IDLIB, Syria — A bombing at a mosque in the Syrian city of Homs during Friday prayers killed at least eight people and wounded 18 others, authorities said, as long-standing sectarian, ethnic and political fault lines continue to destabilize the country, even as large-scale fighting has subsided.
Images released by Syria’s state-run Arab News Agency showed blood on the mosque’s carpets, holes in the walls, shattered windows and fire damage. The Imam Ali ibn Abi Talib Mosque is located in Homs, Syria’s third-largest city, in an area of the Wadi al-Dhahab neighborhood dominated by the Alawite minority.
SANA, citing a security source, said that preliminary investigations indicate that explosive devices were planted inside the mosque. Authorities were searching for the perpetrators, who have not yet been identified, and a security cordon was placed around the building, Syria’s Interior Ministry said in a statement.
A little-known group calling itself Saraya Ansar al-Sunna claimed responsibility for the attack in a statement posted on its Telegram channel. The same group had previously claimed a suicide attack in June in which a gunman opened fire and then detonated an explosive vest inside a Greek Orthodox church in Dweil’a, on the outskirts of Damascus, killing 25 people as worshippers prayed on a Sunday.
The Syrian government blamed the church attack on a cell of the Islamic State group, saying IS had also planned to target a Shiite Muslim shrine. IS did not claim responsibility for the attack. The group follows an extreme interpretation of Sunni Islam and considers Shiites to be infidels.
Syria recently joined the global coalition against IS and has launched a crackdown on IS cells, particularly after an attack on U.S. forces earlier this month that killed two service members and a civilian translator.
PHOTOS: Mosque bombing in Syria leaves 8 dead and 18 wounded
The country has experienced several waves of sectarian clashes since the fall of President Bashar Assad last year. Assad, himself an Alawite, fled the country to Russia.
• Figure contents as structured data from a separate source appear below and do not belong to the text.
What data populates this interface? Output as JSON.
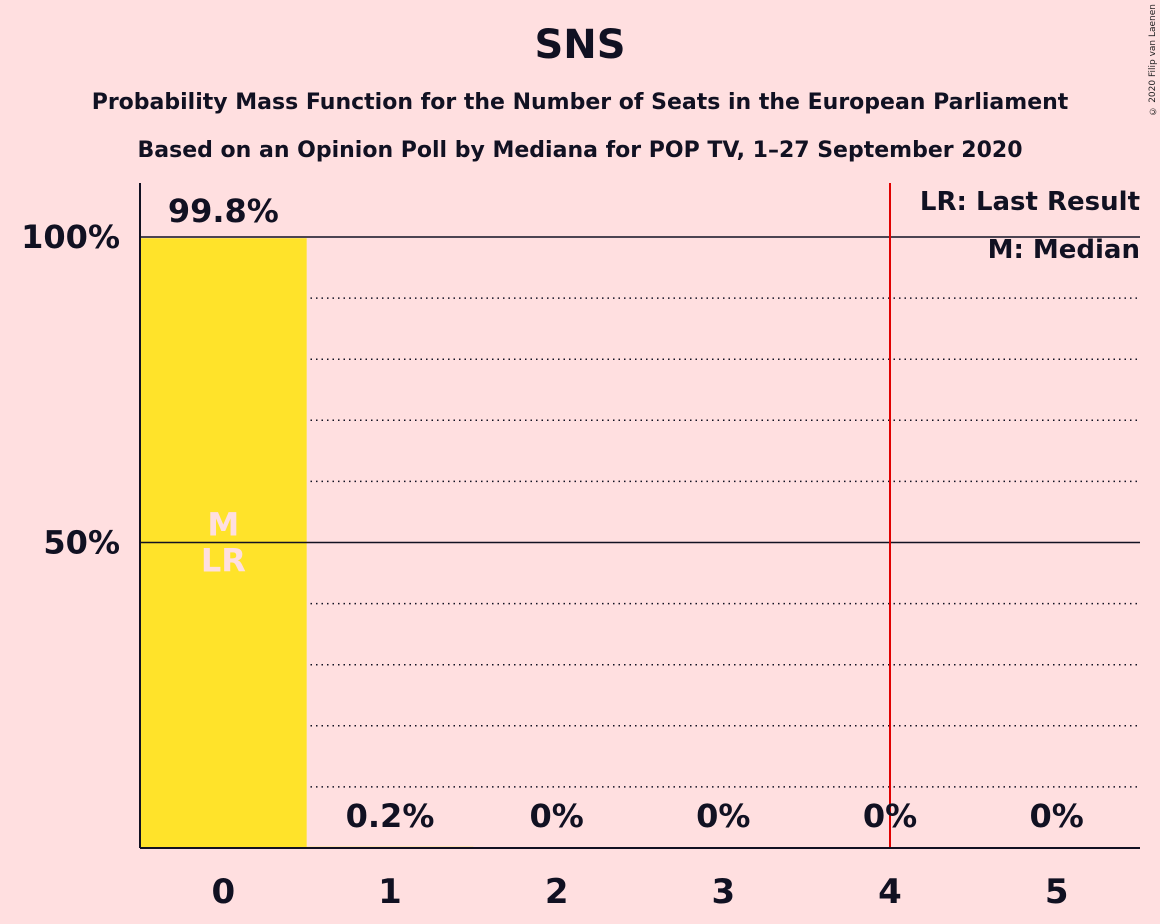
{
  "title": "SNS",
  "subtitle1": "Probability Mass Function for the Number of Seats in the European Parliament",
  "subtitle2": "Based on an Opinion Poll by Mediana for POP TV, 1–27 September 2020",
  "copyright": "© 2020 Filip van Laenen",
  "colors": {
    "background": "#ffdfe0",
    "bar": "#ffe32a",
    "last_result_line": "#e00000",
    "text": "#111122"
  },
  "chart_data": {
    "type": "bar",
    "categories": [
      "0",
      "1",
      "2",
      "3",
      "4",
      "5"
    ],
    "values": [
      99.8,
      0.2,
      0,
      0,
      0,
      0
    ],
    "value_labels": [
      "99.8%",
      "0.2%",
      "0%",
      "0%",
      "0%",
      "0%"
    ],
    "ylim": [
      0,
      100
    ],
    "y_ticks": [
      {
        "value": 50,
        "label": "50%"
      },
      {
        "value": 100,
        "label": "100%"
      }
    ],
    "minor_grid_step": 10,
    "last_result_after_category": 4.5,
    "bar_markers": [
      {
        "category": "0",
        "lines": [
          "M",
          "LR"
        ]
      }
    ],
    "legend": [
      "LR: Last Result",
      "M: Median"
    ],
    "legend_position": "top-right"
  }
}
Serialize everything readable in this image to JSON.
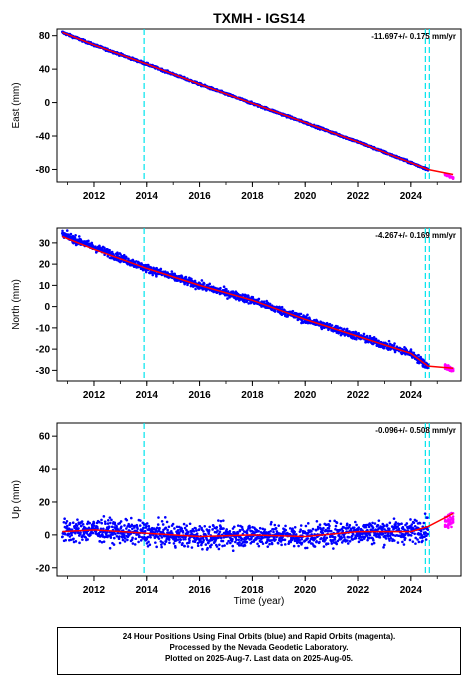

Members of his sect have been subjected to crackdowns.
In March, an ambush carried out by Assad’s supporters against security forces triggered days of violence that left hundreds of people dead, most of them Alawites.
In a statement, the Supreme Alawite Islamic Council in Syria and the Diaspora described the attack as “a continuation of the organized extremist terrorism specifically targeting the Alawite community, and increasingly other Syrian groups as well.”
The council held the Syrian government “fully and directly responsible for these crimes,” adding that “these criminal acts will not go unanswered.”
Local officials condemned Friday’s attack, saying it came “within the context of repeated desperate attempts to undermine security and stability and sow chaos among the Syrian people.”
“Syria reiterates its firm stance in combating terrorism in all its forms and manifestations,” the Ministry of Foreign Affairs added in a statement.
“Remnants of the former regime, IS militants and collaborators have converged on a single goal: obstructing the path of the new state by undermining stability, threatening civil peace, and eroding the shared coexistence and common destiny of Syrians throughout history,” the Syrian information minister said in a post on X.
The mosque’s deputy imam – a religious official who helps lead prayers – told Syria’s state-run Al-Ikhbariyah television that worshippers were praying when they “heard a loud explosion that knocked us to the ground. Fire broke out in one corner of the mosque. Those of us who were not wounded rushed to help get the injured out. Within minutes, general security forces and the Red Crescent arrived.”
“The explosion was huge,” he said. “It shattered the mosque’s windows and caused a fire that burned copies of the Holy Quran.”
Neighboring countries, including Saudi Arabia, Jordan and Lebanon, also condemned the attack. In a statement, Lebanese President Joseph Aoun reaffirmed “Lebanon’s support for Syria in its fight against terrorism.”
On Monday, clashes erupted intermittently between Syrian government forces and Kurdish-led fighters of the Syrian Democratic Forces, in mixed neighborhoods in the northern city of Aleppo, forcing temporary closures of schools and public institutions and prompting civilians to shelter indoors. A late-evening ceasefire was then announced by both sides amid ongoing de-escalation efforts.